Be a marketing advocate. I still believe that within most companies, marketing remains a poorly defined and misunderstood function. At a very high level, marketing exists to develop a strong brand, drive business demand, and help the shape the company’s culture. As marketers we take this for granted, but we should also not assume that everyone within the company understands this.

It’s up to us to educate those around us about the marketing function, strategy, and goals. We should be able to readily and intentionally explain how marketing improving the brand and helping drive demand.

Even more importantly, when we shift strategies, we should be communicating how and why we’re making those changes. Modern marketing is a moving target and strategy is not static. It’s on us to inform the CEO and others as to the challenges we face, but also the solutions we develop. After all, marketing is a key part of a company’s strategy, and advocacy ensures that it will remain so.

Stay agile when it comes to data. There’s no question that today’s marketing is driven by data. We analyze leads by channel and region, develop new target accounts, calculate productivity per head, map marketing programming to pipeline generation, and estimate the amount of potential new business at every event.

These are the tactics we employ today, but this aspects of our approach will undoubtedly change in three, six, or nine months. And we need to be prepared for how this will change our strategy and tactics. New technologies will emerge, and the prospects of tomorrow will have new needs and expectations. Our collection methods and the type of data we assess will likely change as well.
Keep this in the back of your mind, and watch for signs of change around marketing data. Be ready to respond to these changes when they come, because adapting to change is key to your success (and that of your team).

Think beyond marketing. If marketing is to play a role in shaping the company culture, then it’s on us to help all areas of the company succeed. This sounds like a selfless goal, but there is a self preservation element to this as well. For example, if sales isn’t hitting targets, then marketing’s demand generations efforts are somewhat irrelevant. For most marketing teams, this will require a shift in the way we think about the scope of our responsibilities.

One of the most important relationships within the company is the one between sales and marketing. Thinking beyond marketing means building that relationship and providing the right messaging, content, and pipeline so the sales organization can flourish. Consider too the relationship between marketing and other areas of the company. The hand off between product management and product marketing. The importance of insight from relationship managers and the services team in enhancing customer marketing efforts. The list goes on and on.

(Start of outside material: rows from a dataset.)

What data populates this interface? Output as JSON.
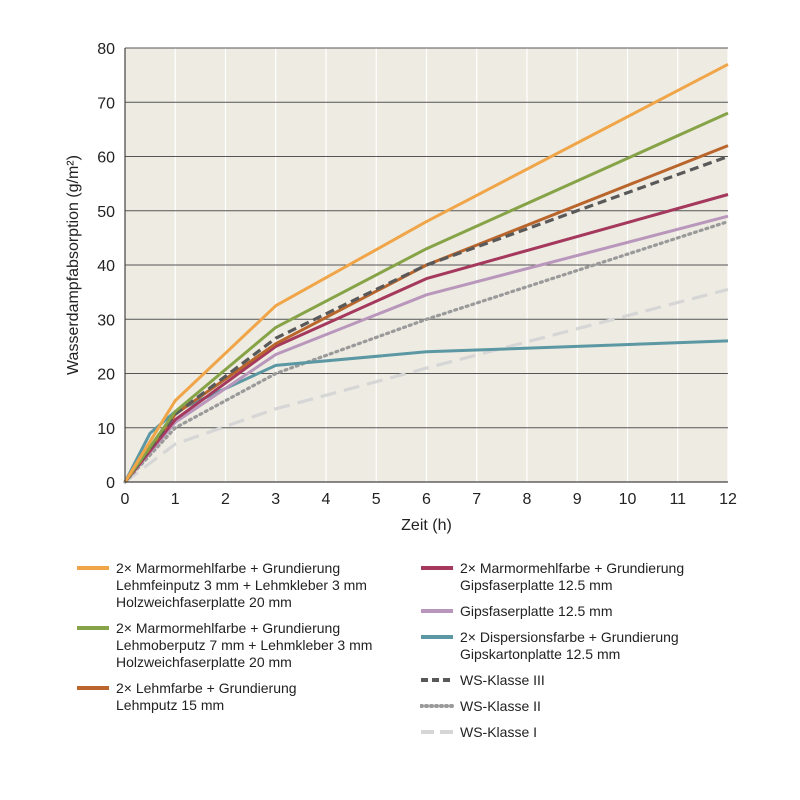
{
  "chart_data": {
    "type": "line",
    "xlabel": "Zeit (h)",
    "ylabel": "Wasserdampfabsorption (g/m²)",
    "xlim": [
      0,
      12
    ],
    "ylim": [
      0,
      80
    ],
    "xticks": [
      0,
      1,
      2,
      3,
      4,
      5,
      6,
      7,
      8,
      9,
      10,
      11,
      12
    ],
    "yticks": [
      0,
      10,
      20,
      30,
      40,
      50,
      60,
      70,
      80
    ],
    "grid": "vertical",
    "background": "#edebe2",
    "legend_position": "bottom",
    "series": [
      {
        "name": [
          "2× Marmormehlfarbe + Grundierung",
          "Lehmfeinputz 3 mm + Lehmkleber 3 mm",
          "Holzweichfaserplatte 20 mm"
        ],
        "color": "#f0a548",
        "style": "solid",
        "x": [
          0,
          1,
          3,
          6,
          12
        ],
        "y": [
          0,
          15,
          32.5,
          48,
          77
        ]
      },
      {
        "name": [
          "2× Marmormehlfarbe + Grundierung",
          "Lehmoberputz 7 mm + Lehmkleber 3 mm",
          "Holzweichfaserplatte 20 mm"
        ],
        "color": "#86a347",
        "style": "solid",
        "x": [
          0,
          1,
          3,
          6,
          12
        ],
        "y": [
          0,
          13,
          28.5,
          43,
          68
        ]
      },
      {
        "name": [
          "2× Lehmfarbe + Grundierung",
          "Lehmputz 15 mm"
        ],
        "color": "#b9652c",
        "style": "solid",
        "x": [
          0,
          1,
          3,
          6,
          12
        ],
        "y": [
          0,
          12.5,
          25.5,
          40,
          62
        ]
      },
      {
        "name": [
          "2× Marmormehlfarbe + Grundierung",
          "Gipsfaserplatte 12.5 mm"
        ],
        "color": "#a5385d",
        "style": "solid",
        "x": [
          0,
          1,
          3,
          6,
          12
        ],
        "y": [
          0,
          11.5,
          25,
          37.5,
          53
        ]
      },
      {
        "name": [
          "Gipsfaserplatte 12.5 mm"
        ],
        "color": "#b996bb",
        "style": "solid",
        "x": [
          0,
          1,
          3,
          6,
          12
        ],
        "y": [
          0,
          11,
          23.5,
          34.5,
          49
        ]
      },
      {
        "name": [
          "2× Dispersionsfarbe + Grundierung",
          "Gipskartonplatte 12.5 mm"
        ],
        "color": "#5c98a3",
        "style": "solid",
        "x": [
          0,
          0.5,
          1,
          3,
          6,
          12
        ],
        "y": [
          0,
          9,
          13,
          21.5,
          24,
          26
        ]
      },
      {
        "name": [
          "WS-Klasse III"
        ],
        "color": "#595959",
        "style": "dashed",
        "x": [
          0,
          1,
          3,
          6,
          12
        ],
        "y": [
          0,
          12.5,
          26.5,
          40,
          60
        ]
      },
      {
        "name": [
          "WS-Klasse II"
        ],
        "color": "#9a9a9a",
        "style": "dotted",
        "x": [
          0,
          1,
          3,
          6,
          12
        ],
        "y": [
          0,
          10,
          20,
          30,
          48
        ]
      },
      {
        "name": [
          "WS-Klasse I"
        ],
        "color": "#d6d6d6",
        "style": "longdash",
        "x": [
          0,
          1,
          3,
          6,
          12
        ],
        "y": [
          0,
          7,
          13.5,
          21,
          35.5
        ]
      }
    ]
  },
  "legend": {
    "left": [
      {
        "series": 0,
        "lines": [
          "2× Marmormehlfarbe + Grundierung",
          "Lehmfeinputz 3 mm + Lehmkleber 3 mm",
          "Holzweichfaserplatte 20 mm"
        ]
      },
      {
        "series": 1,
        "lines": [
          "2× Marmormehlfarbe + Grundierung",
          "Lehmoberputz 7 mm + Lehmkleber 3 mm",
          "Holzweichfaserplatte 20 mm"
        ]
      },
      {
        "series": 2,
        "lines": [
          "2× Lehmfarbe + Grundierung",
          "Lehmputz 15 mm"
        ]
      }
    ],
    "right": [
      {
        "series": 3,
        "lines": [
          "2× Marmormehlfarbe + Grundierung",
          "Gipsfaserplatte 12.5 mm"
        ]
      },
      {
        "series": 4,
        "lines": [
          "Gipsfaserplatte 12.5 mm"
        ]
      },
      {
        "series": 5,
        "lines": [
          "2× Dispersionsfarbe + Grundierung",
          "Gipskartonplatte 12.5 mm"
        ]
      },
      {
        "series": 6,
        "lines": [
          "WS-Klasse III"
        ]
      },
      {
        "series": 7,
        "lines": [
          "WS-Klasse II"
        ]
      },
      {
        "series": 8,
        "lines": [
          "WS-Klasse I"
        ]
      }
    ]
  }
}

With a slight change to our current approach, marketing can be the common thread that connects seemingly separate areas of the company. By taking a more holistic approach to marketing, our efforts can complement and amplify the impressive work of our colleagues.

Is it really possible to to manage change while driving a great brand and a healthy demand engine, educating our colleagues on the latest marketing strategies, watching data trends, and supporting our colleagues in other departments? Absolutely. It just requires us to be ok with change and open to following an unfolding path that may twist and turn with alarming frequency.

I love this quote from George Bernard Shaw: “Progress is impossible without change, and those who cannot change their minds cannot change anything.” As we continue to move forward, we will be influenced by an enormous amount of data, rapidly evolving technology solutions, and morphing challenges for our customers.

Marketing is going through a period of rapid change. It’s fun, exciting, and daunting. The stakes are high—but the upside potential is staggering. Let’s do this.